Verwaltungsgericht Münster, 2023-07-21, 1 L 581/23

1 L 581/23Tribunal administratif21 juil. 2023

Regest

Antrag auf Erlass einer einstweiligen Anordnung auf Aufnahme in die Jahrgangsstufe 5 einer Gesamtschule Für die gerichtliche Beurteilung der Anwendung des Schulaufnahmekriteriums „Geschwisterkinder“ (§ 1 Abs. 2 Satz 2 Nr. 1 APO-S I) ist die Sachlage im Zeitpunkt der Aufnahmeentscheidung der Schulleiterin maßgeblich. Dies ergibt sich aus dem insoweit letztlich ausschlaggebenden materiellen Recht. Das hat zur Folge, dass nachträgliche Veränderungen der Sachlage bei der gerichtlichen Beurteilung nicht zu berücksichtigen sind.
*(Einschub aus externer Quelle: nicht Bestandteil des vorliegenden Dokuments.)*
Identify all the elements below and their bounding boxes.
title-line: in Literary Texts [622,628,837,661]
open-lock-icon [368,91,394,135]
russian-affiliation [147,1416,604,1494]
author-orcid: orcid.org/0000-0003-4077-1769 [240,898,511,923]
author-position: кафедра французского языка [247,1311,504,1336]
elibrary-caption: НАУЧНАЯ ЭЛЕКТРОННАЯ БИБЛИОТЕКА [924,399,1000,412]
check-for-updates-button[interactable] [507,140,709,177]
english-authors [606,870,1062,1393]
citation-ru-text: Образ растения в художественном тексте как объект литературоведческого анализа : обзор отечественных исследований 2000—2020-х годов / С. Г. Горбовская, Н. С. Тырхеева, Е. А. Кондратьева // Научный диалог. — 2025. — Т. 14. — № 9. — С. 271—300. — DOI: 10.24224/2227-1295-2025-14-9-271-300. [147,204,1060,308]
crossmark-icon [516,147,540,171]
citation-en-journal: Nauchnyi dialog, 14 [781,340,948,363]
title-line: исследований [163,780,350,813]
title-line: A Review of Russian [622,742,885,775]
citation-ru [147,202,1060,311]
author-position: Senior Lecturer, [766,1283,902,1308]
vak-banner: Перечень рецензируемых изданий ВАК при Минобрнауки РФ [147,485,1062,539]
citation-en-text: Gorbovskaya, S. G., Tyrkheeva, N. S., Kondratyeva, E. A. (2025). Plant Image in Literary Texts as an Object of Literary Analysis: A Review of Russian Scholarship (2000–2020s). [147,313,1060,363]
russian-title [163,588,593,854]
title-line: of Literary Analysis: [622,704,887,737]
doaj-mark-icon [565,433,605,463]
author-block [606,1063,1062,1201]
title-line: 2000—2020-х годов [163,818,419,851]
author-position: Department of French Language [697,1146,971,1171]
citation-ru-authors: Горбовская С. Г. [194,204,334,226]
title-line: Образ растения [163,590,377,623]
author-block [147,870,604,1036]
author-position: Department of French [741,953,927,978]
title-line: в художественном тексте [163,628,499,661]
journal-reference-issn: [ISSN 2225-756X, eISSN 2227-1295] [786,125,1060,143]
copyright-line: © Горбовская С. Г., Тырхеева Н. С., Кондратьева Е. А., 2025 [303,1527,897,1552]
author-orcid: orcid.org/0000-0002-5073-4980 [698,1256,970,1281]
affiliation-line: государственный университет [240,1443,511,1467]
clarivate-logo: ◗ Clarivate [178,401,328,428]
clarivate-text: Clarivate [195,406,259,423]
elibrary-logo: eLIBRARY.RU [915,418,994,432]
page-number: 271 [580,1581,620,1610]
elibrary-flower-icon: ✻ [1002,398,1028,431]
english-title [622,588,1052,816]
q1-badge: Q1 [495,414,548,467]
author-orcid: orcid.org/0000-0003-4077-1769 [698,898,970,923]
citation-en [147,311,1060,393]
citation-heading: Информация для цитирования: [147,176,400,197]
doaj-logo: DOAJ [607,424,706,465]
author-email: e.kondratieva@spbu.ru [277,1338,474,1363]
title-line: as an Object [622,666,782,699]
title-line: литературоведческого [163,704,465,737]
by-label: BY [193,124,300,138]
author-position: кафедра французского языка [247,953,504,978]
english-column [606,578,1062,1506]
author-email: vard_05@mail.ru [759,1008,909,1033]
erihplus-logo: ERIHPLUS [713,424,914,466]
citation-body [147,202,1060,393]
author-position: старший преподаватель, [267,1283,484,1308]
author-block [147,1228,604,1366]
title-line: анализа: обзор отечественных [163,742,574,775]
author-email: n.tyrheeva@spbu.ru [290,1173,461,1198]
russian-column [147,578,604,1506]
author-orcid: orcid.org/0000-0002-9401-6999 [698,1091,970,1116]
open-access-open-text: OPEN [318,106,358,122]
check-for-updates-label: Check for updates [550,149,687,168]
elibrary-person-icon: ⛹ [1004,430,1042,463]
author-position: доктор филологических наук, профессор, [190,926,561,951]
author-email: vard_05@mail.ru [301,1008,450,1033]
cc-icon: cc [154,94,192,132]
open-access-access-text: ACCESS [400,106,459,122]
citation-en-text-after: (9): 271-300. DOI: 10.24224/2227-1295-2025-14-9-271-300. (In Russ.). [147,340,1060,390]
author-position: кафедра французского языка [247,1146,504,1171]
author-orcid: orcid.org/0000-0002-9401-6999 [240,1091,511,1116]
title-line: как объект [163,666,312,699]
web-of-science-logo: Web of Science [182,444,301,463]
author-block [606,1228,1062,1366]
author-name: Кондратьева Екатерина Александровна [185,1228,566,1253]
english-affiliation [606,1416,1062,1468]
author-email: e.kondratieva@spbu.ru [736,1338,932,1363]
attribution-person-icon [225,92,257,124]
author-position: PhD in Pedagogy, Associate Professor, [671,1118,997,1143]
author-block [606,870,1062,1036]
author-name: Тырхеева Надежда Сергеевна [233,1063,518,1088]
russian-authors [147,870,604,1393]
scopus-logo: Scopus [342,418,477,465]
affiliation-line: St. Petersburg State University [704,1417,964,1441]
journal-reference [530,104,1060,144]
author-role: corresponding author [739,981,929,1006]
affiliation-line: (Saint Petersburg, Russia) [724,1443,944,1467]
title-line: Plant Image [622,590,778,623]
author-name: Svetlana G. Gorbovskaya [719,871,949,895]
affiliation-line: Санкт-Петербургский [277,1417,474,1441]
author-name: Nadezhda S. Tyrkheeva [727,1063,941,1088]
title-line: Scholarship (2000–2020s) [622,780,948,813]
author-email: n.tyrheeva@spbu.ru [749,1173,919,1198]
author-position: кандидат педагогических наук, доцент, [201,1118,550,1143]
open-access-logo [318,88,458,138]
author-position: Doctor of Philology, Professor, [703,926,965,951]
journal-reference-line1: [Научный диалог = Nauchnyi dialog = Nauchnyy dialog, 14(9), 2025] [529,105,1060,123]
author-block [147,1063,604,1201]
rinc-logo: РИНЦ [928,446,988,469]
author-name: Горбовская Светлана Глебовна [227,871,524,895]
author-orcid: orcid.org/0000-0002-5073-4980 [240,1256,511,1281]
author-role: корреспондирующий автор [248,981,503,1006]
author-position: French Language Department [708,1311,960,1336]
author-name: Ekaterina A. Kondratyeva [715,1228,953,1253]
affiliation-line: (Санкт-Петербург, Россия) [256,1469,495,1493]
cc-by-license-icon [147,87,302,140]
Im Rahmen der Anwendung des Schulaufnahmekriteriums „Leistungsheterogenität“ (§ 1 Abs. 2 Satz 3 APO-S I) sind bei der danach möglichst gleichmäßigen Aufnahme von Schülerinnen und Schülern aus den unterschiedlichen Leistungsgruppen auch die gemäß § 1 Abs. 4 APO-S I vorrangig aufgenommenen Schülerinnen und Schüler mit sonderpädagogischem Unterstützungsbedarf sowie die unter Anwendung des Härtefallkriteriums des § 1 Abs. 2 Satz 1 APO-S I bevorzugt aufgenommenen Schülerinnen und Schüler zu berücksichtigen.

Texte intégral

Verwaltungsgericht Münster — 1 L 581/23 — Beschluss

Entscheidungsdatum: 2023-07-21

Aktenzeichen: 1 L 581/23

ECLI: ECLI:DE:VGMS:2023:0721.1L581.23.00

Dokumenttyp: Beschluss

Spruchkörper: 1. Kammer

Normen: APO-S I § 1 Abs. 2 ,APO-S I § 1 Abs. 4 ,SchulG NRW § 46 Abs. 1; SchulG NRW § 46 Abs. 2, SchulG NRW § 81 Abs. 4, SchulG NRW § 93 Abs. 2; Verordnung zur Ausführung des § 93 Abs. 2 SchulG NRW § 6 Abs. 5, Verordnung zur Ausführung des § 93 Abs. 2 SchulG NRW § 6 Abs. 7 , VwGO § 123 Abs. 1

Leitsätze

Antrag auf Erlass einer einstweiligen Anordnung auf Aufnahme in die Jahrgangsstufe 5 einer Gesamtschule

Für die gerichtliche Beurteilung der Anwendung des Schulaufnahmekriteriums „Geschwisterkinder“ (§ 1 Abs. 2 Satz 2 Nr. 1 APO-S I) ist die Sachlage im Zeitpunkt der Aufnahmeentscheidung der Schulleiterin maßgeblich. Dies ergibt sich aus dem insoweit letztlich ausschlaggebenden materiellen Recht. Das hat zur Folge, dass nachträgliche Veränderungen der Sachlage bei der gerichtlichen Beurteilung nicht zu berücksichtigen sind.

Im Rahmen der Anwendung des Schulaufnahmekriteriums „Leistungsheterogenität“ (§ 1 Abs. 2 Satz 3 APO-S I) sind bei der danach möglichst gleichmäßigen Aufnahme von Schülerinnen und Schülern aus den unterschiedlichen Leistungsgruppen auch die gemäß § 1 Abs. 4 APO-S I vorrangig aufgenommenen Schülerinnen und Schüler mit sonderpädagogischem Unterstützungsbedarf sowie die unter Anwendung des Härtefallkriteriums des § 1 Abs. 2 Satz 1 APO-S I bevorzugt aufgenommenen Schülerinnen und Schüler zu berücksichtigen.

Tenor

Der Antrag wird abgelehnt.

Die Antragsteller tragen die Kosten des Verfahrens als Gesamtschuldner. Die außergerichtlichen Kosten der Beigeladenen sind nicht erstattungsfähig.

Der Streitwert wird auf 2.500 Euro festgesetzt.